Rummanah Aasi
  I thought I might change things up a little bit to kick off Monday's posting with doing a movie review. I haven't done one in quite a while. Last night I watched BBC's 2009 film adaptation of Oscar Wilde's The Picture of Dorian Gray called simply Dorian Gray. The Picture of Dorian Gray was my first introduction to the brilliance of Oscar Wilde. I first read the book in junior high and still remember it well to this day. When my good friend, Jules told me of a recent adaptation of the novel starring Colin Firth, I knew I had to watch it soon. Unfortunately, the movie is rather disappointing.

I'll let the movie trailer provide you with a description in case you have not read the book:

Review: I was very curious how a modern-day director would interpret the widely read and known story, especially since the book mainly is composed of complex relationships and character driven. Needless to say, I tried to push away any preconceived negative notions about the movie when I saw it.
  The movie has a promising beginning as it focuses on the introduction of our three main characters: Dorian (Ben Barnes), Basil (Ben Chaplin) and Lord Henry (Colin Firth). However, after the famous portrait is created and fawned over by many, the movie gradually deteriorates and becomes more of Dangerous Liaisons rather than The Picture of Dorian Gray. The director seems to have more of an intention to define Dorian's pleasures rather than to dig into his psyche and explore his character. Although Dorian's moral corruption is key to the novel, the director shifts the corruption up to the limits of pornography as we see Dorian take part of orgies, threesomes, BDSM, and consuming opium. The first of Dorian's pleasures would have been enough and the point would have been made. Unfortunately, the director didn't think it was enough so they added about 30 to 40 minutes more, which not only dragged the movie, but almost made me want to turn it off. Not only did I find those scenes non-erotic and gross, I thought this choice quite inadequate for today's audience. We are, unfortunately, overwhelmed by having things overly sexualized as it is. The other main themes of the novel such as youth, beauty, and the role of art are hardly touched upon.
  As far as the cast, Colin Firth seems bored and at times as if he has deja vu. His character is almost identical to his role of Valmont in the same titled movie. Ben Barnes, who plays Dorian is miscast completely. His looks and beauty lean towards boyish and lanky than desirable. A more physically mature and experienced young man would have been more suitable for the role. Female performances are quite insignificant (besides being Dorian's brief conquests), the least underdeveloped throughout the story, and not given enough space to make any impression whatsoever. The general Victorian England atmosphere, sets, and costumes are created pretty well. I was very disappointed with the overall, infamous portrait. Given today's CGI abilities, the portrait was a complete letdown and comes across quite cartoonish.
  The screenplay writer had a few interesting new perspectives on the characters such as Dorian being an abused child who always yearned for attention and a place to belong. However due to the time spent on the "decadence" of his lifestyle, none of this is ever explored. As a result, this film adaptation is a failed attempt to adapt a great novel with lots of witty dialogue and homoerotic overtones. Instead of a credible adaptation, this is more like a porn movie under the disguise of a literary, period film. The only thing this film made me do is actually seek my copy of the novel and want to re-read it capture everything I had lost while watching the film. Bottom line: If you enjoyed the novel, you will be greatly disappointed. If you didn't read the novel, you might like it.    

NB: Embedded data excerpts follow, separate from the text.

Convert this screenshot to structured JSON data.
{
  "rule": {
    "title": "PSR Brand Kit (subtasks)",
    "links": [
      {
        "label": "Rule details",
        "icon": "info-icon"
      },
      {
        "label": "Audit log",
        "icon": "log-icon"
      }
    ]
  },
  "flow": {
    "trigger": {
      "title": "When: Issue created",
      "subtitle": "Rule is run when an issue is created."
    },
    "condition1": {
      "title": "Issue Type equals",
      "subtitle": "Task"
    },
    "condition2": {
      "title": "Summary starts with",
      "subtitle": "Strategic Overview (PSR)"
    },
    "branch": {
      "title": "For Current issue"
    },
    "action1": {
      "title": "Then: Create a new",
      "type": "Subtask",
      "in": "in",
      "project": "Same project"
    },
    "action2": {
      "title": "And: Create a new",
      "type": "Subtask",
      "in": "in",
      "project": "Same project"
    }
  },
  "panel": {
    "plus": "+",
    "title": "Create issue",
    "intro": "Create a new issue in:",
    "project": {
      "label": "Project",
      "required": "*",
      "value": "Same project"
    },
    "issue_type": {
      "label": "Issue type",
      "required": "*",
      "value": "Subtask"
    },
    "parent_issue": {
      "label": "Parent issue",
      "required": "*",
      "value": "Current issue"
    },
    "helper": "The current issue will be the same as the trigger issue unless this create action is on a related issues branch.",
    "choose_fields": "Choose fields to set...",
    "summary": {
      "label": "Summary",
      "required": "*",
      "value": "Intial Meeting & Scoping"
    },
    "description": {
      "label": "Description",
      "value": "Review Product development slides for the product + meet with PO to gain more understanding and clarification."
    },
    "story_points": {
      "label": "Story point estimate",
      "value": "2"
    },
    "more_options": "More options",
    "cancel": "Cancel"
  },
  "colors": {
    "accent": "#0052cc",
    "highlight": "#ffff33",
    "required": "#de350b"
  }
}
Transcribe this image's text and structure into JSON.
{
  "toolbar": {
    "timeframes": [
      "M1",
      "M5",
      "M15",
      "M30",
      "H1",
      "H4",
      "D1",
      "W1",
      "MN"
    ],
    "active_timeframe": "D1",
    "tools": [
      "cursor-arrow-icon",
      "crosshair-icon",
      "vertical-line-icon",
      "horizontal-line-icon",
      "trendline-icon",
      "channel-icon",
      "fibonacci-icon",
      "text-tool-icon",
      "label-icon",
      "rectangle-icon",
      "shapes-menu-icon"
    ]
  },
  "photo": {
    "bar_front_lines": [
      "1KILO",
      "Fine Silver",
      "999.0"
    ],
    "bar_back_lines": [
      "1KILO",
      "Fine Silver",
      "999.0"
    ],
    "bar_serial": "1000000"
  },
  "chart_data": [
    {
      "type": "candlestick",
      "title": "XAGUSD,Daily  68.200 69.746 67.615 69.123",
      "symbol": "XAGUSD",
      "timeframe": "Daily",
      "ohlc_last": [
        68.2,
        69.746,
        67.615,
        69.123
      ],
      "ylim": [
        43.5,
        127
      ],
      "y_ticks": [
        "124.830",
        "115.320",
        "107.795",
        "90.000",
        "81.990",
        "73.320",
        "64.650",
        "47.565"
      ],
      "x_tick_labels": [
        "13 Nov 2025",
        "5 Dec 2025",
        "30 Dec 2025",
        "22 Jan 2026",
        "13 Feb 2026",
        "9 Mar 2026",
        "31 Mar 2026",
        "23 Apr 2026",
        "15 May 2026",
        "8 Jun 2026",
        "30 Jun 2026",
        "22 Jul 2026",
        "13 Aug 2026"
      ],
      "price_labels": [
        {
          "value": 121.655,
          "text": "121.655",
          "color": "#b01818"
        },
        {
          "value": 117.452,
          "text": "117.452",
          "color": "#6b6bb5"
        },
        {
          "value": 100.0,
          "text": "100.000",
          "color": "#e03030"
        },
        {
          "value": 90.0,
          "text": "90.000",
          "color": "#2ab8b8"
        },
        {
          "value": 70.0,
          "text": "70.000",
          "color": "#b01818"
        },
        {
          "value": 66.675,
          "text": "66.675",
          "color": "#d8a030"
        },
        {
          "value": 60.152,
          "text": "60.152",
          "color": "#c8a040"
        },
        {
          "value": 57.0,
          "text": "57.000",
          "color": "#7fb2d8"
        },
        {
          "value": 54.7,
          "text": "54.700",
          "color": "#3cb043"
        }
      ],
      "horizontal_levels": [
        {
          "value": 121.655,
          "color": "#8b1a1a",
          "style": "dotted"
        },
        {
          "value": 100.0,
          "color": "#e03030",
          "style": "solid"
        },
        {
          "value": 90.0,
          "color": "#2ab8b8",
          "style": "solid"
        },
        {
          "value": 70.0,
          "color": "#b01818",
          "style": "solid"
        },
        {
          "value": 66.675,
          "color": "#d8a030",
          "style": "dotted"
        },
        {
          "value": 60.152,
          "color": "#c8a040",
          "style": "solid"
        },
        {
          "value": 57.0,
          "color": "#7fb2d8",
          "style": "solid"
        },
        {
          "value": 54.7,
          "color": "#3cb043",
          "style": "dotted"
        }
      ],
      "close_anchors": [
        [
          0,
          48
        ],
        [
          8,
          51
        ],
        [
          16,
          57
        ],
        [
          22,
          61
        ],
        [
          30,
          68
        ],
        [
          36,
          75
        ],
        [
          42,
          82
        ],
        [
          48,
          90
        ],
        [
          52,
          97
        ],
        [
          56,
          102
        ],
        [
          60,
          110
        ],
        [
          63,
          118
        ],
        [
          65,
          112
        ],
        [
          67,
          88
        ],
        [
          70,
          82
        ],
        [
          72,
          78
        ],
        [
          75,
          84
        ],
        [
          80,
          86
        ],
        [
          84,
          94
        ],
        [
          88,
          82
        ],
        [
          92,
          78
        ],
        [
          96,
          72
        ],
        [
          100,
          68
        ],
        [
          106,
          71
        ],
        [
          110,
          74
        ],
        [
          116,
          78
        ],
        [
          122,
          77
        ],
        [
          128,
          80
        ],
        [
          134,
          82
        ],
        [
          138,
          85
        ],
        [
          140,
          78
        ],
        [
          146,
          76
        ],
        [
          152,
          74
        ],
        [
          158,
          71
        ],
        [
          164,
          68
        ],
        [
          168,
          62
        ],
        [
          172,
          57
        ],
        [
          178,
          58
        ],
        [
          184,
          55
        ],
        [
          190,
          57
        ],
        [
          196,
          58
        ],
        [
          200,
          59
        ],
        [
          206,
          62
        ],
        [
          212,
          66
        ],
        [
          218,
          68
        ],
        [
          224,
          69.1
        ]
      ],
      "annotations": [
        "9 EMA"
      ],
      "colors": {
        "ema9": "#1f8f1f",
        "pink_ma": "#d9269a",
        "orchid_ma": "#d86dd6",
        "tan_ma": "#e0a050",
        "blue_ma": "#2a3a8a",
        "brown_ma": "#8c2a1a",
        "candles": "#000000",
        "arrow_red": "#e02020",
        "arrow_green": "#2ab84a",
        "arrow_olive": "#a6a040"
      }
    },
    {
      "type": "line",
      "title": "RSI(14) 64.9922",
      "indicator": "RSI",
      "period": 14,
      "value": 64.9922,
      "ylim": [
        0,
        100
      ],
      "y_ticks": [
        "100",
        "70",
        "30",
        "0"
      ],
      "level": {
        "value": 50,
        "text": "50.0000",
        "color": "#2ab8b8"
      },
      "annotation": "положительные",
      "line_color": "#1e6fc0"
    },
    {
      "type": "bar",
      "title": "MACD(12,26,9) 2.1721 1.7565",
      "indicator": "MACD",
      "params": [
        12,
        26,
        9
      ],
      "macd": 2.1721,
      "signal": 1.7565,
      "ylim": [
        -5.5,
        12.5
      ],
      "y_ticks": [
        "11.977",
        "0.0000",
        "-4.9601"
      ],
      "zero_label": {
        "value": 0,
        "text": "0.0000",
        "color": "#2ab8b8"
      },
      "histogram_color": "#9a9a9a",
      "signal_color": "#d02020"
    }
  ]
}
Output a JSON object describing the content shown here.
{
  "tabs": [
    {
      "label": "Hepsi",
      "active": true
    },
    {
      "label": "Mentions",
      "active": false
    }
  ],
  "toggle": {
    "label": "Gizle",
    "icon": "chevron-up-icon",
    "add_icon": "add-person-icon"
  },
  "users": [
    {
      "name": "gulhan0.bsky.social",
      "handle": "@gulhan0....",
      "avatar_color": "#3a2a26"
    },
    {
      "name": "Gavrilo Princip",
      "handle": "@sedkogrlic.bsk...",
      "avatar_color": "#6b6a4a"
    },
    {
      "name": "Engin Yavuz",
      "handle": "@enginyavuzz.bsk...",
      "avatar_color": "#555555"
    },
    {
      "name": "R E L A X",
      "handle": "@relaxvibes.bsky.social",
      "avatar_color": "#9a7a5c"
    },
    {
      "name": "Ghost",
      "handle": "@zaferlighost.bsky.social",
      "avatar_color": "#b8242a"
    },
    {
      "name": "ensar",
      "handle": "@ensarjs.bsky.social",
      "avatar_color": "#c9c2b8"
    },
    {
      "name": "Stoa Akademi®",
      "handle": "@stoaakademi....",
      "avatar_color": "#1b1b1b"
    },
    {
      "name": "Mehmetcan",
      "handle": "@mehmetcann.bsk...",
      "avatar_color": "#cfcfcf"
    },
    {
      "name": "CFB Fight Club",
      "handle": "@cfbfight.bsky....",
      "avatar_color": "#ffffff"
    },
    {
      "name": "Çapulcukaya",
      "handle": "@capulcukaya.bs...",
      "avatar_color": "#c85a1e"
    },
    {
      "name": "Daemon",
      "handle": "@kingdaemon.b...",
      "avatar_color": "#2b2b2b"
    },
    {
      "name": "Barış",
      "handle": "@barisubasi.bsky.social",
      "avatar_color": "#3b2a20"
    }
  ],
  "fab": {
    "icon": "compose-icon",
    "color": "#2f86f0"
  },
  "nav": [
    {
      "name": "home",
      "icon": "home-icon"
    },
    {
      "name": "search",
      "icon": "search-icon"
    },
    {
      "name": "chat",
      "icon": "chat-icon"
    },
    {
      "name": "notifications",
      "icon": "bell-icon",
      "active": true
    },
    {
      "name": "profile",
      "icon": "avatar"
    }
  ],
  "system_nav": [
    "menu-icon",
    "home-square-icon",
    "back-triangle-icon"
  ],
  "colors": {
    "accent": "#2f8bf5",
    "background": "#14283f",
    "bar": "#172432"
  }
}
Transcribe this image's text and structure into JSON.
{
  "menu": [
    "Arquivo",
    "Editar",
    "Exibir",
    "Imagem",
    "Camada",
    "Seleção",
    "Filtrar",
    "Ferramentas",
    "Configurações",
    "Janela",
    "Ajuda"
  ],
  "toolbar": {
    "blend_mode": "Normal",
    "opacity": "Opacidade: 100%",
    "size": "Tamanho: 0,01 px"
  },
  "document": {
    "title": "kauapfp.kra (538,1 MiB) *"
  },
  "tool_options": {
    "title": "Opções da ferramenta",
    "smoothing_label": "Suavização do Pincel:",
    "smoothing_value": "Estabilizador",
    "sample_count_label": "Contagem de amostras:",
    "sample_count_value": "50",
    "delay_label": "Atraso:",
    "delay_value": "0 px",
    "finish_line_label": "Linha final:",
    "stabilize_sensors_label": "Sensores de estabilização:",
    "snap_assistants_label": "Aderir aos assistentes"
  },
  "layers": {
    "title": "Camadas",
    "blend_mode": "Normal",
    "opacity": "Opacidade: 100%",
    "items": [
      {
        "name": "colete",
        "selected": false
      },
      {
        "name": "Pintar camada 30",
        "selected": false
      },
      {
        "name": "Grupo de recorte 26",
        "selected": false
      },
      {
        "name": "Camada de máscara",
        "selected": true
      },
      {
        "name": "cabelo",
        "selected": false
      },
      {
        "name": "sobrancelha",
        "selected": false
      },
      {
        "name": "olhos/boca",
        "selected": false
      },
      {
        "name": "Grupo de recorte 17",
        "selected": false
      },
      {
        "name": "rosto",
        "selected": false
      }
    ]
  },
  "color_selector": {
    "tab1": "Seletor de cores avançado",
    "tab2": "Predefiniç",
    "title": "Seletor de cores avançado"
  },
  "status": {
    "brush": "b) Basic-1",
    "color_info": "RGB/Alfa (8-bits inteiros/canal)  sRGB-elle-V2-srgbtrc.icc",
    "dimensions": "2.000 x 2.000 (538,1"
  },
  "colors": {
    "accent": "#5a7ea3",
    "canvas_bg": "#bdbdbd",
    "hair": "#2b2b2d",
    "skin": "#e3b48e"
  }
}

Words of Caution: The movie is rated "R" for sexual content, drug use, and violence. I would take this rating seriously.

Rating: 2 stars (Get it from the library if you can)
5 Responses
  1. I watched this movie cause I'm madly in love with Ben Barnes. I would have to say that this is one of the worst movies I've ever seen.

  2. Vee Says:

    I actually quite liked this movie(but it's nowhere near as good as the book. Nowhere near. I think the director was trying to pick up on the homoerotic subtext in the lost uncut version of Wilde's novel, perhaps.).

    But I understand where you're coming from -- only thing I kinda disagreed with was the Ben Barnes being the wrong casting choice. I thought so too, but for different reasons (I've always imagined Dorian as kind of boyish. But more...innocent looking?).

  3. Hermana Maw Says:

    Great review. Very indepth and thoughfully presented. Thanks for saving me the time I would have lost watching it. :)

  4. @Must Love Books: I watched because it starred Colin Firth and it was one of his worst films too.

    @Vee: Ben Barnes has the innocent look down, but when I think of Dorian I picture him as the male version of Helen of Troy. Unmeasurable beauty that attracts both men and women.

    @Leisha: Thanks! Luckily, I got it from the library and didn't spend money on it.

  5. Melissa Says:

    I totally agree: it's a horrid adaption of a great book. I was most disappointed mostly because he seemed to want to turn it into a horror movie (a badly done one at that), instead of a psychological drama. Like you, I was glad I didn't actually spend money on it.